To the Council for Global Equality, the protection of human rights globally is hardly a luxury. It’s integral to democratic values, to humanitarian values, and to the genuine rule of law – and it’s a critical component of America’s strategic interests in reducing the causes of instability, conflict, and emigration.
So we take seriously nominations to government positions intended to safeguard human rights. For that reason, we are deeply concerned at the background and philosophy of President Trump’s nominee for Assistant Secretary for Democracy, Human Rights and Labor (DRL).
Robert Destro is known as a religious freedom academic, not a human rights expert. His focus and credentials suggest, indeed, that if confirmed, his service in this position might duplicate that of the Ambassador-at-Large for Religious Freedom position that Sam Brownback now encumbers.
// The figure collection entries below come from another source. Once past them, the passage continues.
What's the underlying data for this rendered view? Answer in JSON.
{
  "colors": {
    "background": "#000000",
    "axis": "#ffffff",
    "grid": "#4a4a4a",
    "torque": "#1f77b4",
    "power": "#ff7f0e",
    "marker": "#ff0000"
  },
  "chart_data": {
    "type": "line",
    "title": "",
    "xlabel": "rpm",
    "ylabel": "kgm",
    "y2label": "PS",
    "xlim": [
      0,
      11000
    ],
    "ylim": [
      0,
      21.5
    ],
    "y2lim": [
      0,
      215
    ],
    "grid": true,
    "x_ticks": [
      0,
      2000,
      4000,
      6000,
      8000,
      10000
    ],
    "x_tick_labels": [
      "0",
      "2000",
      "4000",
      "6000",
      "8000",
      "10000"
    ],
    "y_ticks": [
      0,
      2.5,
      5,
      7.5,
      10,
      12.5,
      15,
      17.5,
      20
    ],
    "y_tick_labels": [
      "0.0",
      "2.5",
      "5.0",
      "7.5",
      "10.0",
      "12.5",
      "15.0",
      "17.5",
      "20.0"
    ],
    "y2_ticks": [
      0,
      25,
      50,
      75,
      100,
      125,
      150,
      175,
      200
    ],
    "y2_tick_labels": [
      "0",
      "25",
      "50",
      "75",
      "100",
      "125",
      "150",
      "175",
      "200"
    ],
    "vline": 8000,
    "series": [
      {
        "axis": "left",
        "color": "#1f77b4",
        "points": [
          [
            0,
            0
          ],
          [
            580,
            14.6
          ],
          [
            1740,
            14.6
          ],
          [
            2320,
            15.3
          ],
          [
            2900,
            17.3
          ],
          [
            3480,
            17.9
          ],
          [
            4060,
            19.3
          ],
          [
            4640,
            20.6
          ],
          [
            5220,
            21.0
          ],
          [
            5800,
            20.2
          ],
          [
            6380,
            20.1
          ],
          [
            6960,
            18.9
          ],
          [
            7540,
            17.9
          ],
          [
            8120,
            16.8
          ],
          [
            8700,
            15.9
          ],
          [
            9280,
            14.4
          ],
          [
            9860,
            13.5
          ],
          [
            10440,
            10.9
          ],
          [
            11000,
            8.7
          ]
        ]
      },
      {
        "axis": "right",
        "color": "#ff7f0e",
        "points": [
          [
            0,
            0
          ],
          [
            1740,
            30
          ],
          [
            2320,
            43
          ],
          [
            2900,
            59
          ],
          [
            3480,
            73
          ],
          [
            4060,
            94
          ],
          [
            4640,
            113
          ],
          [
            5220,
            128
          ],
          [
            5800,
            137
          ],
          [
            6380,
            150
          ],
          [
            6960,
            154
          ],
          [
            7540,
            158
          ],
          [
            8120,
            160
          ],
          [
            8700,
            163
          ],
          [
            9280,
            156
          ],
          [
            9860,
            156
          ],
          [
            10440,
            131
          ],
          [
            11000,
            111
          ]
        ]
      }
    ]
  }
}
Viewed in the broader human rights perspective of the DRL Assistant Secretary job, there’s a serious question of whether Destro is the right person for these duties. The top DRL job, after all, is an advocacy position, not just for religious freedom but for all human rights. And at the core of human rights advocacy is the belief that all individuals deserve equal respect, equal dignity, and equal protection under the law.
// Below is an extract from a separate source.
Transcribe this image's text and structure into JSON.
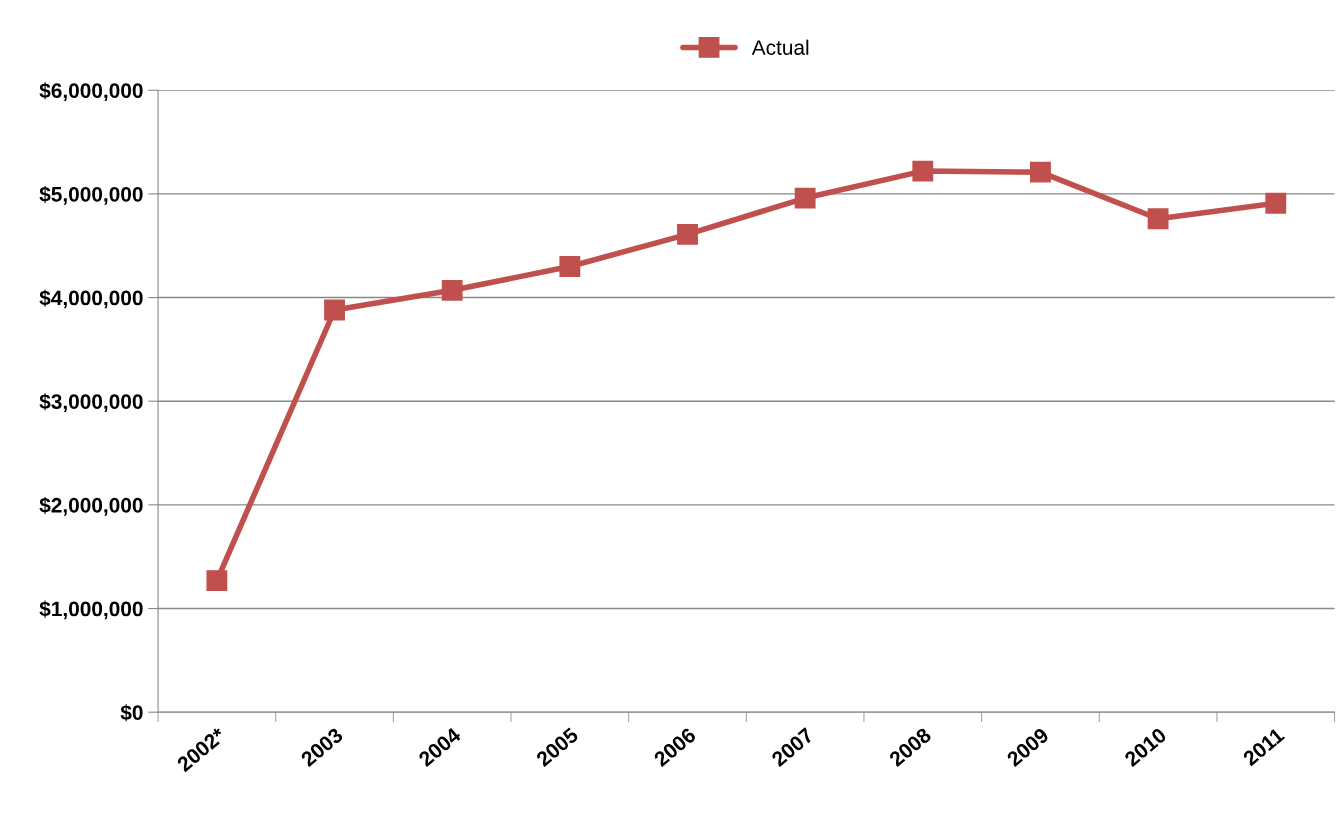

Robert Destro has denigrated the legitimacy and equality of LGBT persons. Destro argues that Christians who oppose homosexuality, on the basis of religious belief, should be permitted to deny equal treatment and services to LGBT individuals. He questions whether a transgender person must be accepted as such by someone who doesn’t accept the basis of gender identity. And he opposes the Equality Act – legislation re-introduced less than a week ago – that focuses on the need for protections against LGBT-focused discrimination in employment and housing and opportunity. If these precepts are fundamental to a fair and equal society, how can DRL’s Assistant Secretary find himself so far from the mark?
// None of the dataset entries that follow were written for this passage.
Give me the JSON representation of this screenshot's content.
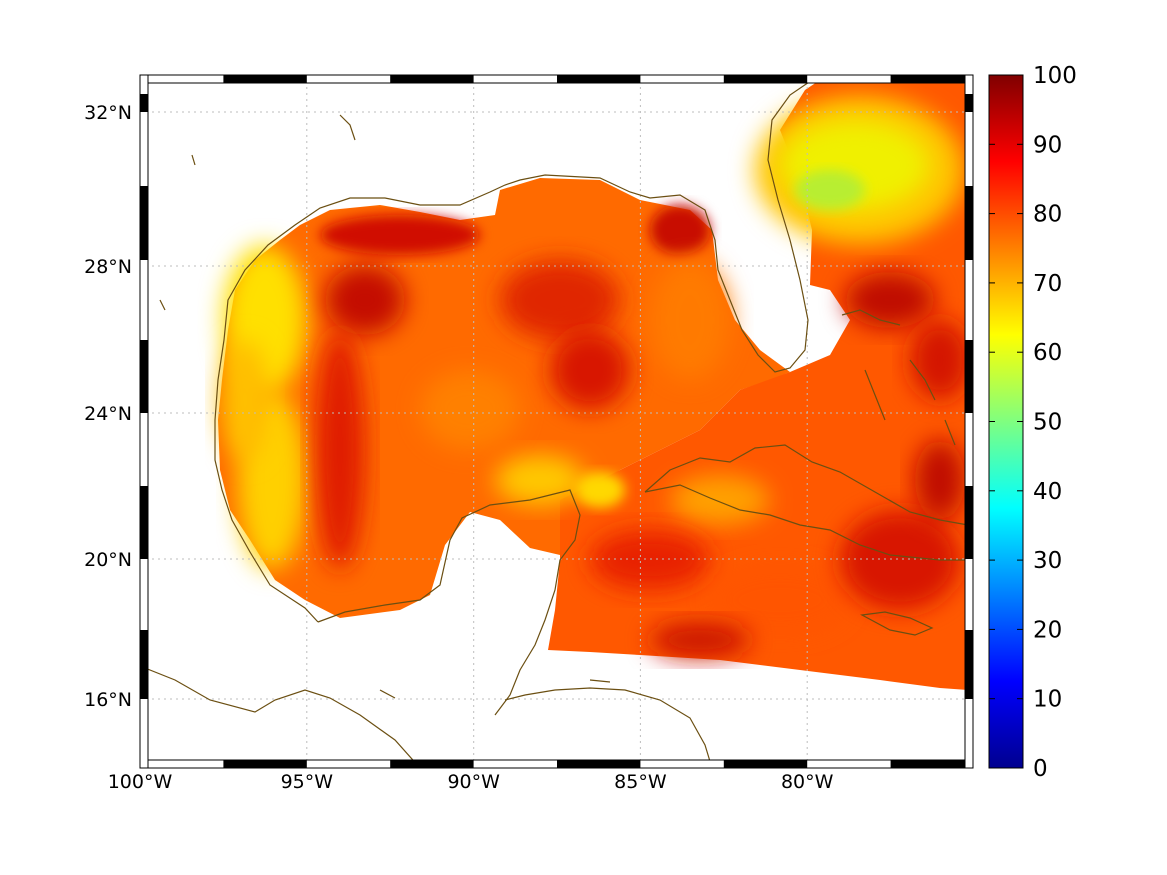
{
  "map": {
    "x_ticks": [
      {
        "lon": -100,
        "label": "100°W"
      },
      {
        "lon": -95,
        "label": "95°W"
      },
      {
        "lon": -90,
        "label": "90°W"
      },
      {
        "lon": -85,
        "label": "85°W"
      },
      {
        "lon": -80,
        "label": "80°W"
      }
    ],
    "y_ticks": [
      {
        "lat": 32,
        "label": "32°N"
      },
      {
        "lat": 28,
        "label": "28°N"
      },
      {
        "lat": 24,
        "label": "24°N"
      },
      {
        "lat": 20,
        "label": "20°N"
      },
      {
        "lat": 16,
        "label": "16°N"
      }
    ],
    "lon_range": [
      -100,
      -75.1
    ],
    "lat_range": [
      14.2,
      33.0
    ],
    "grid": true,
    "coastline_color": "#6b4f12"
  },
  "colorbar": {
    "ticks": [
      "0",
      "10",
      "20",
      "30",
      "40",
      "50",
      "60",
      "70",
      "80",
      "90",
      "100"
    ],
    "range": [
      0,
      100
    ],
    "colormap": "jet"
  }
}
At a bare baseline, the Senate Foreign Relations Committee has an obligation to ask whether Destro would speak clearly in favor of the human rights of LGBT people in every country in which the Department’s own human rights reports have signaled problems. The Committee needs to ask, too, whether Destro would ensure that DRL programs are used to address, in every country, structural challenges to LGBT fairness and equal treatment under the law. And it needs to probe deeply into how Destro’s support for religious exemptions might negatively impact the use of taxpayer funds to promote the equal treatment of LGBT people abroad.
We easily can imagine that Destro will offer carefully parsed pablum in response to these points. But one question he should be made to answer meaningfully is this: how can Destro be credible, to any foreign official or public, in demanding that LGBT citizens be treated fairly and respectfully, given what he has written and said on these matters?
That question is critically important to Destro’s effectiveness, which should be paramount in the minds of those reviewing his qualifications for the job. How incisively Senate Foreign Relations Committee members question Destro will tell us whether they are committed to truly inclusive human rights – and whether he, or they, should be out of a job.